A reporter describes the rush for J K Rowling’s "Harry Potter and the Order of the Phoenix" as it fell to the masses in England.
It was 11:53pm outside Waterstones – the major UK booksellers – in the seaside resort of Southport.
Scores of avid Potter fans chatted wildly, trying to pass the seven minutes, and one second precisely until the shop would open its doors allowing them to become some of the first people to read the latest instalment in J K Rowling’s runaway success story of the adventures of the young magician, Harry Potter.
The 100-strong crowd held an orderly, civilised queue.
There was no pushing and no shouting: the only noise was of late-night drinkers wandering past, having been ejected from their local pub, who asked in drunken bemusement what all of these people were doing.
But many were too transfixed by the changing of the shop window signs from ‘Coming Soon’ to ‘Out Now!’
The queue was mainly made up of families, with children in their bedclothes.
To the onlooker, it seemed that such a union these days could only be realised by a promotion-packed book launch campaign.
Less than one minute to go, and the excitement was almost visible in the air.
Eleven-year-old Daniel Warhan and his grandmother were first in line.
“I arrived at 6pm, and Daniel and his mum joined me later. I hope I didn’t look like a hooker,” his grandmother laughed.
“Everyone was looking at me standing there by myself” she said, admitting she was not really a fan of the books.
Suddenly, the town clock chimed midnight, the doors were unlocked and a cheer rose from the crowd. They began to pour in, in small groups, but remaining civilised and considerate.
Shortly after, a broadly-grinning Daniel and his rather weary looking grandmother emerged. The long wait had obviously paid off for at least one person, even though he could have had it delivered the next morning had he ordered it over the Internet.
“It feels great to own it,” Daniel said, before explaining why he wasn’t interested in waiting to find it on the doormat the following morning.
“I’m going to read it all tonight!”
His grandmother groaned audibly.
“Hagrid is the one who dies,” Daniel told me breathlessly.
“But he could remain at Hogwarts as a ghost. I’ll have to read it now and find out!”
The crowd came and went with no obvious problems. “I expected this kind of crowd,” a security guard said.
“We only let groups of 40 people in at a time for safety reasons. Any more than that and it would be too crowded, and there were only five staff to deal with them.”
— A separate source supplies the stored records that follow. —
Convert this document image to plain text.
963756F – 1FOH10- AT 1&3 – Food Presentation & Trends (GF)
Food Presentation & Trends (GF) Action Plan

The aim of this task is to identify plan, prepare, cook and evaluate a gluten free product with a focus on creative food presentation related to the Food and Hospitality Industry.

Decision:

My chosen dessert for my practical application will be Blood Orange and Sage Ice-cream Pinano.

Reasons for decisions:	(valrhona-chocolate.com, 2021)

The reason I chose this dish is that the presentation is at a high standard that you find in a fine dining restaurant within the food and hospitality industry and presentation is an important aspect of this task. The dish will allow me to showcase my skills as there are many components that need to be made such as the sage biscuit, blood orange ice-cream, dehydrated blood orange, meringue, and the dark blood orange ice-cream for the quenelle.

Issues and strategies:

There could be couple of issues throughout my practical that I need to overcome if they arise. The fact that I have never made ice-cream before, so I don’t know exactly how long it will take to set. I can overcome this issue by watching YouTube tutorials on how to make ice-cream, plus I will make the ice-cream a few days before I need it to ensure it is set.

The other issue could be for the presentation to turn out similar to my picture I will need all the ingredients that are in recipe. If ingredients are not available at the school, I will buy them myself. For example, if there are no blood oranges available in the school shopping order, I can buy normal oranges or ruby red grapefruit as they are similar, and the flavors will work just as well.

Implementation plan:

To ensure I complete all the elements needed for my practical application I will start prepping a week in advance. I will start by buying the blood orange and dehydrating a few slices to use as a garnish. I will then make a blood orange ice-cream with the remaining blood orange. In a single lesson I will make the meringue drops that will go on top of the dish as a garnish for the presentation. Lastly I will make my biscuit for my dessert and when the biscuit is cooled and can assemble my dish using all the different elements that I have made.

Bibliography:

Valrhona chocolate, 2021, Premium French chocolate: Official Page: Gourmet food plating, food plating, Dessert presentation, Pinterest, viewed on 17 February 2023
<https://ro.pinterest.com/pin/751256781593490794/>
The guard added he was impressed by the crowd’s civilised manner.
Inside the shop, a whole wall unit was dedicated to previous editions of the Harry Potter series, with another unit dedicated solely to the latest in both adult and children’s editions stocked.
There was also a small supermarket of wizard-related merchandise, tieing in with both the Harry Potter books and the movies.
The store manager, Donna, said she had ordered a thousand copies for the opening night.
“I started my shift at 5pm and finish at 1am,” she said.
“The books were delivered earlier today under high security. That was fun. We had to sign a company contract on how to treat the book – we weren’t allowed to read it!”
So which sold better? The book for adults or the book for children?
“We’ve sold more of the kids’ edition, but we ordered equal amounts of each in,” Donna said.
“The only reason there are two different versions is if adults are reading it in public, they can feel embarrassed by the children’s cover. There’s no difference in content though.”